I believe one of the causes of imposter syndrome is when people on the outside view your achievements as entirely your own—as if you’re the only one responsible for your success. Naturally, you begin to think this way, but deep down you know it’s not true. You start to think, “I’m not really the only one responsible for this success, but everyone thinks I am. I’m a fraud!”

One reason I’ve been able to avoid this is because I never see any of my achievements as my own. I am always part of an achievement. Every achievement I’ve had in my life has been a team effort. When we achieve things as a team, the entire team feels happy and we all enjoy the feeling together. No one feels as if they were solely responsible, and therefore, no one feels as if they are getting praise for something they didn’t do.

And if you’re thinking this doesn’t apply to you because you actually are solely responsible for your achievements, I’d urge you to expand your thinking. Even if you’re the only one to work on a project, think about the people who got you there—the people who educated you, helped you along the way, and got you to this point.

Even though entrepreneurs often feel alone and may even be working by themselves, there are still other people that contribute to our success. Mentors, coaches, fellow entrepreneurs, even our customers!

Still feeling dissatisfied with your progress? Learn to appreciate your own success with my free ebook, The Gap And The Gain.

Focus on results, not feelings.

Another tip to overcome imposter syndrome is to focus on results, as opposed to feelings. I find that many people who encounter imposter syndrome are not clear on their goals. They set vague goals and expect that they’ll know when they’ve achieved them because they’ll “feel” it.

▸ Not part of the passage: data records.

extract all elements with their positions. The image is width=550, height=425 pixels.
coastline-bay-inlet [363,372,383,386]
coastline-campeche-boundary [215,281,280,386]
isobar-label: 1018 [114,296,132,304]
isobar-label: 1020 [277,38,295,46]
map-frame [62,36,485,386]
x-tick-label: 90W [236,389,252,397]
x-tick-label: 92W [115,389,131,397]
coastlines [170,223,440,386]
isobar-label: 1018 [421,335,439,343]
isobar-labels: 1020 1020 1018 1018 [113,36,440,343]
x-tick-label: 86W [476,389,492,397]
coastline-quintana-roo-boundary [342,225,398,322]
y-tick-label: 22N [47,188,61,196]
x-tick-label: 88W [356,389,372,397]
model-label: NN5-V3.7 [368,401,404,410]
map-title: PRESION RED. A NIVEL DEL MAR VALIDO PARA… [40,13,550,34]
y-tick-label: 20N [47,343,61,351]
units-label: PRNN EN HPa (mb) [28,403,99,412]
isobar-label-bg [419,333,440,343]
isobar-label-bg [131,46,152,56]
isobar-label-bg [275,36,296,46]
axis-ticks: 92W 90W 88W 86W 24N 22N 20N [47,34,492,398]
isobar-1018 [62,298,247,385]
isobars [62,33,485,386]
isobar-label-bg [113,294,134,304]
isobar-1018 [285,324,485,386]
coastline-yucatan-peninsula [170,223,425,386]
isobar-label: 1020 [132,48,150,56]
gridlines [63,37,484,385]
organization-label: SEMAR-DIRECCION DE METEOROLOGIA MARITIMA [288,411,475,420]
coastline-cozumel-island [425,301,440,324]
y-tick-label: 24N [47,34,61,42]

This is a bad sign, because when they do actually reach their goal, they still feel the same as when they started. They feel as if they haven’t actually been successful, even though they absolutely have! The signs all point to their being successful, but they’re not seeing them. All of a sudden, they’re getting praise for something they feel they haven’t achieved.

Throughout my life, I have been incredibly articulate regarding my goals. I use The Impact Filter to clarify the exact results I want to achieve and the success criteria I’ll measure my progress by. Therefore, it becomes very obvious when I’ve hit my goals.

This is not to say you need to shut out your emotions. Quite the opposite, in fact, because when you achieve the results you’ve set for yourself, you’ll feel an amazing sense of accomplishment. But when you set goals based on feelings instead of results, it becomes incredibly difficult to actually know when you’ve been successful.

When you set results-based goals, you’ll feel accomplished and worthy of your achievements when you hit them—instead of feeling like an imposter.